According to the Human Rights Watch report, the Minecraft education app has access to the Wi-Fi media access control address, a “persistent identifier”, potentially engaged in “ID bridging”, tracked the precise location data of users and included software development kits.
According to the report, Cisco Webex is collecting IMEI numbers, potentially engaged in ID bridging, tracking the precise location of users, collecting information about wireless networks a phone was connected to, and tracking who a child knows through their contacts.
Education Perfect: Science was also found to include Facebook Pixel, which allows users’ data to be sent to Facebook, and engaged in key logging, a “particularly invasive procedure that surreptitiously captures personal information that people enter on forms, like names, phone numbers and passwords, before they hit submit”, according to the report.
In response to the report, the Victorian government said these products had been through a “rigorous privacy impact assessment”, and that the companies had assured the government about their conduct. It has pledged to have these assessments reviewed independently.
The Office of the Victorian Information Commissioner was not consulted about the specific EdTech apps in use in Victorian schools, but did produce a report in August 2020 on the use of EdTech in the state’s primary schools.
This report found that schools are at risk of breaching the Information Privacy Principles when using these apps that handle the personal information of children.
In NSW, EdTech products including Microsoft Teams and Zoom are used by school children throughout the state.
The report found that Microsoft Teams is tracking the precise location data of users, information about wireless networks a phone is connected to, tracking a user’s contacts and embedding software development kits.
Zoom is also tracking precise location data and wireless network information, according to the report.
The NSW government conducted assessments of two of its three EdTech products in June 2020 and October 2021, the Human Rights Watch report found, but these relied on a self-reported questionnaire completed by the companies and reviewed independently.
The state government has also said that it is investigating the claims in the new report.
The new Labor government needs to act on the report and move to legislate better privacy protections for children online, Mr Cooper said.
“This research provides significant evidence that regulation is needed, and that an opportunity exists for the new government to develop legislation that ensures all digital services young people use are included within their scope,” he said.
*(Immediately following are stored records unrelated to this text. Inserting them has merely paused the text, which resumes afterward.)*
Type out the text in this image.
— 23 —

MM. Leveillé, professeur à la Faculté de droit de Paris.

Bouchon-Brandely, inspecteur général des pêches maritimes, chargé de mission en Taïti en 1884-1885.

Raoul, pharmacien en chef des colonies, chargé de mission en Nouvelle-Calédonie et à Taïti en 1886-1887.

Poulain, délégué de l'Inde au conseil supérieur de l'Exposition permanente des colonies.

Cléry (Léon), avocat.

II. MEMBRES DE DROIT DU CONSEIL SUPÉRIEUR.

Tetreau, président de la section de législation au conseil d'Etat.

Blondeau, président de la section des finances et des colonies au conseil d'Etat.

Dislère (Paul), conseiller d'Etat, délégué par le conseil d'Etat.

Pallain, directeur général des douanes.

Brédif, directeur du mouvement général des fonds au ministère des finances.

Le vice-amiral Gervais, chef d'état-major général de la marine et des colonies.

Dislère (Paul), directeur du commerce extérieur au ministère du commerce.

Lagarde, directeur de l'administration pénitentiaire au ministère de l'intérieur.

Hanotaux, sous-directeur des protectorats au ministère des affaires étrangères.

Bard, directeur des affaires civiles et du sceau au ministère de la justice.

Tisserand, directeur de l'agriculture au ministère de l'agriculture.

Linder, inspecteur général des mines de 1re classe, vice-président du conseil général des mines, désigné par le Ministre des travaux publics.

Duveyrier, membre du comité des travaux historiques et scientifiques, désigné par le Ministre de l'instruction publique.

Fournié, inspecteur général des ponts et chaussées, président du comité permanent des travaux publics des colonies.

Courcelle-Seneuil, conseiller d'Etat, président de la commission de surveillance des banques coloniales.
“No-one is going to read this report and think it’s acceptable that so-called ‘education products’ passed kid’s data on to Google’s Ad Manager, or embedded Facebook tracking pixels. Australian teenagers and parents have consistently told us they want more protection from exploitation online. This is a great opportunity for the new government to step up for our kids.”
The previous Coalition government’s Enhancing Online Safety bill, which it failed to pass through Parliament before the election, specifically excluded education products from these increased protections.